This game is big in terms of confidence, as the team looks to bounce back after an embarrassing 36-7 defeat at home last Thursday against the New York Giants.
It’s also big in terms of playoff potential. A win over the division-mate Falcons would put the Panthers within a game of the NFC South leaders, provide them the nod in head-to-head tiebreakers with Atlanta and give them the edge when the two meet again in December.
While escaping the Georgia Dome with a victory will be no small task, the Panthers have a prime opportunity to get their name back into the discussion for playoff contenders.
Let’s examine some of the more important aspects for the Panthers if they hope to beat the unbeaten.
No other contest has proven why pass-rushers are at a premium in the NFL more so than the beatdown the Giants administered in Charlotte last Thursday.
The Giants D-line was able to put pressure on quarterback Cam Newton all night, consistently getting off their blocks quickly and blowing up Carolina’s trademark read-option plays in the backfield all night.

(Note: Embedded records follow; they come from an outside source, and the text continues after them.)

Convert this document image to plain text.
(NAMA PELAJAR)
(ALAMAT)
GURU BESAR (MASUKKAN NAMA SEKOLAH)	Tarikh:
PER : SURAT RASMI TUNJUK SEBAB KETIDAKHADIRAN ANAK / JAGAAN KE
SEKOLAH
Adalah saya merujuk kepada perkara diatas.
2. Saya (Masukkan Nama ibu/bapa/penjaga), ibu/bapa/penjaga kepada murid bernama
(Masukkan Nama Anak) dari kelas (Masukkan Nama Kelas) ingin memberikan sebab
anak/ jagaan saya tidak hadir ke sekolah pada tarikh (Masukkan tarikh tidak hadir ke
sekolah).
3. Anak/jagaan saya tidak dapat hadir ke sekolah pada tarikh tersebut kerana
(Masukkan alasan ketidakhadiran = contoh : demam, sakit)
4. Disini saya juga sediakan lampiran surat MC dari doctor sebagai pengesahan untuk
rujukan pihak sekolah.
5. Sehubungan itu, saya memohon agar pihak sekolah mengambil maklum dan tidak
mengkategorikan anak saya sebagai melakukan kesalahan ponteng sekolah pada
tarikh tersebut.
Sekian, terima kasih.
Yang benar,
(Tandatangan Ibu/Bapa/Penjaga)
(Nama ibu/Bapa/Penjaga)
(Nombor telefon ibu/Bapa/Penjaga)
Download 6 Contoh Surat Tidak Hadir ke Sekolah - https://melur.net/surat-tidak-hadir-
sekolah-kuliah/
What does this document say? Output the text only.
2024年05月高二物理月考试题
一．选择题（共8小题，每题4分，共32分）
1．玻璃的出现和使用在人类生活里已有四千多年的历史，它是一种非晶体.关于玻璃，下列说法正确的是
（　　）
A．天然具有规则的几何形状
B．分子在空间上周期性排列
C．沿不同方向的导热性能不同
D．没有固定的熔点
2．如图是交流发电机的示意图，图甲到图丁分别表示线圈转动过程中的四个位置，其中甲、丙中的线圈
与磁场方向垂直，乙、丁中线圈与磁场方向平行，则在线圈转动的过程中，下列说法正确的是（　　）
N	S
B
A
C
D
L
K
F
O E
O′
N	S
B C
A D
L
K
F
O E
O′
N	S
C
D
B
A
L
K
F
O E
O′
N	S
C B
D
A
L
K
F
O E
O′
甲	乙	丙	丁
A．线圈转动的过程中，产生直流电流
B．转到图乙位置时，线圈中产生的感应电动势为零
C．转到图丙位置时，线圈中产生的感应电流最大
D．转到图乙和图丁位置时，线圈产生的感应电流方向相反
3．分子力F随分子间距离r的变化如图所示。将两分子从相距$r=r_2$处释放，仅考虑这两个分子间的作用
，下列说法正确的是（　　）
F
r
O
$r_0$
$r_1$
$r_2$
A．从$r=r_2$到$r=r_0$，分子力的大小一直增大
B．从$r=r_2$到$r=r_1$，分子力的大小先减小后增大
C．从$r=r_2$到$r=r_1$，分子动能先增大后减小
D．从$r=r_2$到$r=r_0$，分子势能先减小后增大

This prevented the Panthers from really establishing the run, forced the offense to become one-dimensional and resulted in Newton throwing three picks.
On the flip side, the Panthers pass-rushers could not get off of their blocks at all.
While Carolina was able to get to Eli Manning twice on Thursday, it was evident that the Panthers’ D-line did little to interrupt his rhythm.
The end result was over 280 yards passing by Eli and a 36-7 Carolina defeat.
If the Panthers don’t show the ability to generate more pressure than they have, so far, in this young season, they’ll be lucky to hold the Falcons to less than four touchdowns.
A rookie will be covering either Julio Jones or Roddy White on every play. How’s that for reassuring?
While first-year defensive back Josh Norman has been relatively serviceable, so far, this year, he has yet to face a receiver nearly as talented as the two who will be suiting up for the Falcons on Sunday.
Veteran Chris Gamble will do his part in limiting one of the Falcons’ dynamic pass-catchers, but that still leaves talented players such as Tony Gonzalez and Harry Douglas for someone else in the Panthers’ secondary to contend with.
Carolina safety Haruki Nakumura followed up a very physical Week 2 with a disappointing performance against the Giants. He consistently got outmuscled by New York’s pass-catchers and will face an even bigger challenge with the big-bodied receiving targets on Atlanta’s roster.
With Jon Beason battling injury and uncertain to play, that could leave a gap in front of the safeties. The Carolina safeties will have their work cut out for them, but if the defensive backs can handle some man-to-man assignments, the defense, as a whole, should be able to limit Atlanta’s high-flying aerial assault.
In any case, the Panthers' defensive backfield has a tall order to fill, particularly when considering Matt Ryan is leading the league in completion percentage (72 percent).
The Panthers defense has forced two turnovers all season. The offense, on the other hand, managed to turn the ball over five times in just one game.
The Falcons have the most interceptions in the league (seven) and a turnover differential of +10, thanks in large part to a pair of ball-hawking safeties, Thomas DeCoud and William Moore, who have performed better than expected, so far, this season.
Quarterback Cam Newton has committed six turnovers on his own (five interceptions, one fumble) and has struggled with forcing the ball when facing pressure.
If the Panthers hope to keep within striking distance of the Falcons, protecting the ball should be their No. 1 priority.
How Carolina can have almost $100 million invested into their offensive backfield and still only run the ball about 24 times a game has left fans, and analysts alike, scratching their heads.
In the Panthers’ lone victory of the season against the Saints, the rushing attack was a focal point. In the two losses? It seemed more of an afterthought.
If this Atlanta defense has a weakness, it’s in the middle of their front seven. Falcons' second-year middle linebacker Akeem Dent hasn’t quite lived up to the production of his predecessor Curtis Lofton, and the strength of the defensive line comes from the ends.
For the Panthers to finally live up to their potential on offense, they must establish the running game early.
We’ll see if Carolina offensive coordinator Rob Chudzinski will adjust his game plan to feature more between-the-tackles running and not exclusively out of the shotgun formation.
For Carolina to be successful, they must control the tempo of the game and base their offensive attack off the run to create balance and keep the opportunistic Atlanta defense honest.